Sunday, August 12, 2007

Sunday Night

For as long as I can remember I have dreaded Sunday evening. Actually, Sunday all together. It's always been the day where I have to catch up, cram in all the work that I put off in order to meet my deadline. I'm a HUGE procrastinator and very inspired by deadlines, so throughout my school years, all the way through graduate school, I could count on very few hours of sleep on Sundays as I hammered home whatever it was I'd been averting. Once I started working in a regular, full-time job, Sunday was still a sleepless night as I began to ponder and fret about the line up for the week and everything that was to come (have I mention that I'm a poster child for Type-A personalities?). And again with my freelance career for the past 3.5 years, I would piddle around all week, testing leads, writing freeform, etc. until Sunday when it was time to get serious. It was stressful; it gave me a rush; and I was very effective in method. But God, I hated Sundays. They were not a day of rest.

Now they are. I have no job. I have no project (other than writing a novel) hanging over my head. No one expects anything of me tomorrow morning--except my husband and son, of course, but them I can handle. Not to discount the toll of parenting, but really to be able to just focus on that full-time feels like a complete and utter breeze. See, i wasn't the typical working mom who had child care and could focus solely on work for X hours a day. I did both ALL day. When I look back on the crazy juggling act I did, I'm honestly amazed I made it work. Coordinating an hour-long telephone interview with the African president of one of the hugest companies in the world and banking on the fact that I could get my 3-year-old down for a nap, to go to the potty and not throw a huge fit while on this monumental call was a feat worthy of some reward. And I did it over and over and over. Too many times I was bribing PB with cookies, typing with one hand trying to get him to be silent so my VIP interviewee wouldn't hear him in the background. My mute button was my best friend. I'm sure I took years off of my life with the stress of it all, but I'm proud i was able to do it for so long.

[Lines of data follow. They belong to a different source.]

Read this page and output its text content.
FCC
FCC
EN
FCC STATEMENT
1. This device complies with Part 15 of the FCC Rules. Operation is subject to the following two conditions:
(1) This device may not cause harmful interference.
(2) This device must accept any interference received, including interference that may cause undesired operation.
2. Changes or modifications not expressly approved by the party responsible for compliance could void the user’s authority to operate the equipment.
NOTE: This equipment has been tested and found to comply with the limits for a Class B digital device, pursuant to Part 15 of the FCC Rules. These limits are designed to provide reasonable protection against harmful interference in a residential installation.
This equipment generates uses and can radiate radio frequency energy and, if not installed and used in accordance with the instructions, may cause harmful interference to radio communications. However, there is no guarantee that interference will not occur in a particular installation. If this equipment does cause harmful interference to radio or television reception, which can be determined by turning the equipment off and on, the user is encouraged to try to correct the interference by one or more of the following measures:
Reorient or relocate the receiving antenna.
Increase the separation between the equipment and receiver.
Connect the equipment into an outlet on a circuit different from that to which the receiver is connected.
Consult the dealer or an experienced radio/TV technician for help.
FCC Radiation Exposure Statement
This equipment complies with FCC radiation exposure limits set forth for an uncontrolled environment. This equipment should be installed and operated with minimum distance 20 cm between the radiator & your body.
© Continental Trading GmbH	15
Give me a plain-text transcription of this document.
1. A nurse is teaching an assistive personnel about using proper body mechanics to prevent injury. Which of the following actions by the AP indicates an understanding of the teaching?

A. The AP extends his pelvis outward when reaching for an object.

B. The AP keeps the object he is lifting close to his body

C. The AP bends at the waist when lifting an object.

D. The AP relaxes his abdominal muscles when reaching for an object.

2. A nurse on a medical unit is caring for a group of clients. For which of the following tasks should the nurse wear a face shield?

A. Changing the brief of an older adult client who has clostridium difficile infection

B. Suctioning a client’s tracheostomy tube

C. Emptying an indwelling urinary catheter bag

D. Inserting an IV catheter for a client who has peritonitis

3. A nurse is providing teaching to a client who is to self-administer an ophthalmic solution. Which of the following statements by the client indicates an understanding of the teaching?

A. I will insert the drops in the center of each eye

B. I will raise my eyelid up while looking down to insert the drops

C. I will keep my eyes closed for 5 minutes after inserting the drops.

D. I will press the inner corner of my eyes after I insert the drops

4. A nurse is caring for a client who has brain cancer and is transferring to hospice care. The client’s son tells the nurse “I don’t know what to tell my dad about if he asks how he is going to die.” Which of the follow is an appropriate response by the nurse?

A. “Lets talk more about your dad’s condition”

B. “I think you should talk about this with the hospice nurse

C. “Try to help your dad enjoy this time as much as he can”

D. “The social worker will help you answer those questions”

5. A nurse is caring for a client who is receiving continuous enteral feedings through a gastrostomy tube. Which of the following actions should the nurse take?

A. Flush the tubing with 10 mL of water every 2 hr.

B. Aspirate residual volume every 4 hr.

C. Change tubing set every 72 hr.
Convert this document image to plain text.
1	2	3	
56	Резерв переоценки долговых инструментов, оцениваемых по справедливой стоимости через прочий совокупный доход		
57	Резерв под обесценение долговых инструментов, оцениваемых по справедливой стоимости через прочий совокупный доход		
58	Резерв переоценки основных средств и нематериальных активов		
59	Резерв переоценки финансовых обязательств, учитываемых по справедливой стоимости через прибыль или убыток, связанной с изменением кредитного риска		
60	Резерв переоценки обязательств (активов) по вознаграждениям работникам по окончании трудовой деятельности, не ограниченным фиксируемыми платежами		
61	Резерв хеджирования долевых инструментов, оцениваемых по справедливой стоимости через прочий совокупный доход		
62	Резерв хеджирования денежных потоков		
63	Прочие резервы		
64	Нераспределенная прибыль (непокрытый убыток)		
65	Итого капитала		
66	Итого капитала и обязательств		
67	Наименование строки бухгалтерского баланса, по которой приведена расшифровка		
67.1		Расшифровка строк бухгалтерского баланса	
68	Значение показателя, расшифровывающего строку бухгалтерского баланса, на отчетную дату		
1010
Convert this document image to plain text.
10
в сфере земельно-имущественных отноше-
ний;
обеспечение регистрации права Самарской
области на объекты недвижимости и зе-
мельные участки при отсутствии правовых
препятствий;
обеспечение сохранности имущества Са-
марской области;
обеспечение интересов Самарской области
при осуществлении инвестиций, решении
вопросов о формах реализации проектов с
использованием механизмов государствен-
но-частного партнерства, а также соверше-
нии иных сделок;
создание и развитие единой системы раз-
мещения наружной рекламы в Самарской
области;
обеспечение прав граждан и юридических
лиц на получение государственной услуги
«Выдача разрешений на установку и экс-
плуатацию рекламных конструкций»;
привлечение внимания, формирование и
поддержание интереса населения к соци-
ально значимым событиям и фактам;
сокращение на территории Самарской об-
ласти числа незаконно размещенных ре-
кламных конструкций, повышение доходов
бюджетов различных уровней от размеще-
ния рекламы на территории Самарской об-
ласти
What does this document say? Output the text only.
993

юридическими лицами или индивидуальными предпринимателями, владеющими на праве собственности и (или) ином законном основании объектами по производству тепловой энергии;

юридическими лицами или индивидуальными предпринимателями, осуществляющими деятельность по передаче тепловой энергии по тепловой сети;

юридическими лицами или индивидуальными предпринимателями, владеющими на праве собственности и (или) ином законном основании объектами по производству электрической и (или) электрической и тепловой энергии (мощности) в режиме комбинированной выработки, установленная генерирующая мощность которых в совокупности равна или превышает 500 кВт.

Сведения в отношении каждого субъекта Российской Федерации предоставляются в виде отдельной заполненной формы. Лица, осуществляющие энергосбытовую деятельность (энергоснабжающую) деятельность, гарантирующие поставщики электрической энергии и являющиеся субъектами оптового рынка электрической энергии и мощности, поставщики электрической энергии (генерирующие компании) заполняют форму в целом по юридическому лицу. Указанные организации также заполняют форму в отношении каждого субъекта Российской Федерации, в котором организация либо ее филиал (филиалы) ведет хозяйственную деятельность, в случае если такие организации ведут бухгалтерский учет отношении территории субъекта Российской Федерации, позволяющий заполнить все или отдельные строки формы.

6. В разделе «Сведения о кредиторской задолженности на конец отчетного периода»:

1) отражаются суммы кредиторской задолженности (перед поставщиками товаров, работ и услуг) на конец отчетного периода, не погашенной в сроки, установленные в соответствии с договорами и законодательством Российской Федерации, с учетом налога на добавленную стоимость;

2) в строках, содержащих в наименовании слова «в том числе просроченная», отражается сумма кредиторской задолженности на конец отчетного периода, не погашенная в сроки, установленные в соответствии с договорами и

And beyond the great shopping it allowed me, it also was really rewarding personally. I thrive on validation, feedback, compliments. I need to know how I'm doing, and a "real" job gives me that. Now, without a formal review cycle in sight, I find myself searching for affirmation more than ever in little (pathetic) ways. "Does the chicken taste alright?" "You don't look like you like the salad?" "Doesn't the house look nice?" My husband is going to have to get used to my begging for compliments.

I don't know how long I'll be okay with this new freedom (and lack of outside validation). I need and want to do something more, I'm just not sure what that is yet. I'm lucky that I don't have to figure it out in any prescribed time frame. We're comfortable on my husband's salary without me contributing financially. Sure we could be much more comfortable, and my shopping won't be at the levels of old, but that's okay (I think? I did buy a fab new Tory Burch bag today!) ... for now. Maybe it will be my novel; maybe it will be a new business idea. I don't know, but it will be something.

For now, I'm just really happy finally enjoying Sundays.

1 comment:

Manic Mom said...

Thanks for outting yourself over at Manic's! Would love to hear more about the novel you are writing, and your writing career in general! Send me an email if you want--my address is on my webpage, which you can find on my sidebar. Anyway, very nice to meet another freelancing-novel-writin' mom!